O objetivo do estudo foi avaliar o impacto da AR na necessidade de revascularização da lesão alvo e determinar que características morfológicas derivadas do IVUS poderiam modificar sua eficácia na patologia complexa com nódulos calcificados.
Foi realizada uma análise do registro multicêntrico japonês U-SCAN, que incluiu pacientes com NC identificados por IVUS submetidos a angioplastia (PCI). Foram incluídos 209 pacientes com lesões de novo; dentre eles, 37,8% foram tratados com AR. O desfecho primário foi a revascularização da lesão alvo (TVR) durante o seguimento. O seguimento médio foi de 2,1 anos.

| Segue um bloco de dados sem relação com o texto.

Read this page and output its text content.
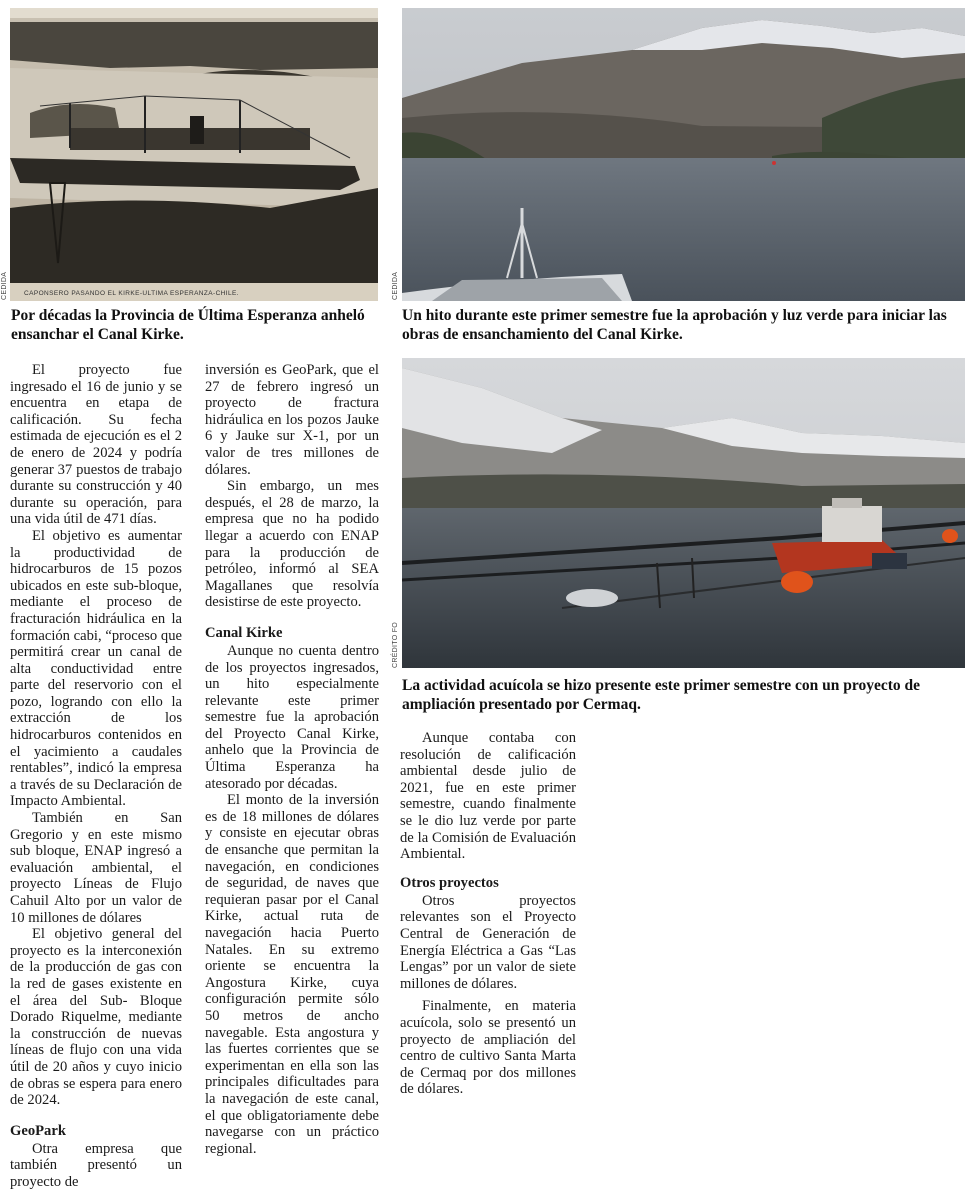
CAPONSERO PASANDO EL KIRKE-ULTIMA ESPERANZA-CHILE.
CEDIDA	CEDIDA
Por décadas la Provincia de Última Esperanza anheló ensanchar el Canal Kirke.
Un hito durante este primer semestre fue la aprobación y luz verde para iniciar las obras de ensanchamiento del Canal Kirke.
CRÉDITO FO
La actividad acuícola se hizo presente este primer semestre con un proyecto de ampliación presentado por Cermaq.

El proyecto fue ingresado el 16 de junio y se encuentra en etapa de calificación. Su fecha estimada de ejecución es el 2 de enero de 2024 y podría generar 37 puestos de trabajo durante su construcción y 40 durante su operación, para una vida útil de 471 días.

El objetivo es aumentar la productividad de hidrocarburos de 15 pozos ubicados en este sub-bloque, mediante el proceso de fracturación hidráulica en la formación cabi, “proceso que permitirá crear un canal de alta conductividad entre parte del reservorio con el pozo, logrando con ello la extracción de los hidrocarburos contenidos en el yacimiento a caudales rentables”, indicó la empresa a través de su Declaración de Impacto Ambiental.

También en San Gregorio y en este mismo sub bloque, ENAP ingresó a evaluación ambiental, el proyecto Líneas de Flujo Cahuil Alto por un valor de 10 millones de dólares

El objetivo general del proyecto es la interconexión de la producción de gas con la red de gases existente en el área del Sub- Bloque Dorado Riquelme, mediante la construcción de nuevas líneas de flujo con una vida útil de 20 años y cuyo inicio de obras se espera para enero de 2024.

GeoPark

Otra empresa que también presentó un proyecto de

inversión es GeoPark, que el 27 de febrero ingresó un proyecto de fractura hidráulica en los pozos Jauke 6 y Jauke sur X-1, por un valor de tres millones de dólares.

Sin embargo, un mes después, el 28 de marzo, la empresa que no ha podido llegar a acuerdo con ENAP para la producción de petróleo, informó al SEA Magallanes que resolvía desistirse de este proyecto.

Canal Kirke

Aunque no cuenta dentro de los proyectos ingresados, un hito especialmente relevante este primer semestre fue la aprobación del Proyecto Canal Kirke, anhelo que la Provincia de Última Esperanza ha atesorado por décadas.

El monto de la inversión es de 18 millones de dólares y consiste en ejecutar obras de ensanche que permitan la navegación, en condiciones de seguridad, de naves que requieran pasar por el Canal Kirke, actual ruta de navegación hacia Puerto Natales. En su extremo oriente se encuentra la Angostura Kirke, cuya configuración permite sólo 50 metros de ancho navegable. Esta angostura y las fuertes corrientes que se experimentan en ella son las principales dificultades para la navegación de este canal, el que obligatoriamente debe navegarse con un práctico regional.

Aunque contaba con resolución de calificación ambiental desde julio de 2021, fue en este primer semestre, cuando finalmente se le dio luz verde por parte de la Comisión de Evaluación Ambiental.

Otros proyectos

Otros proyectos relevantes son el Proyecto Central de Generación de Energía Eléctrica a Gas “Las Lengas” por un valor de siete millones de dólares.

Finalmente, en materia acuícola, solo se presentó un proyecto de ampliación del centro de cultivo Santa Marta de Cermaq por dos millones de dólares.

Os pacientes tratados com AR apresentaram menor frequência de SCA e mostraram uma calcificação angiográfica mais severa. Na análise por IVUS, dito grupo também apresentou lesões mais complexas (maior arco máximo de cálcio, maior arco de NC, maior porcentagem de estenose da área luminal e maior prevalência de calcificação circunferencial adjacente e de calcificação contralateral). Apesar dessa maior complexidade anatômica, a AR conseguiu um maior lúmen final e um maior ganho luminal agudo.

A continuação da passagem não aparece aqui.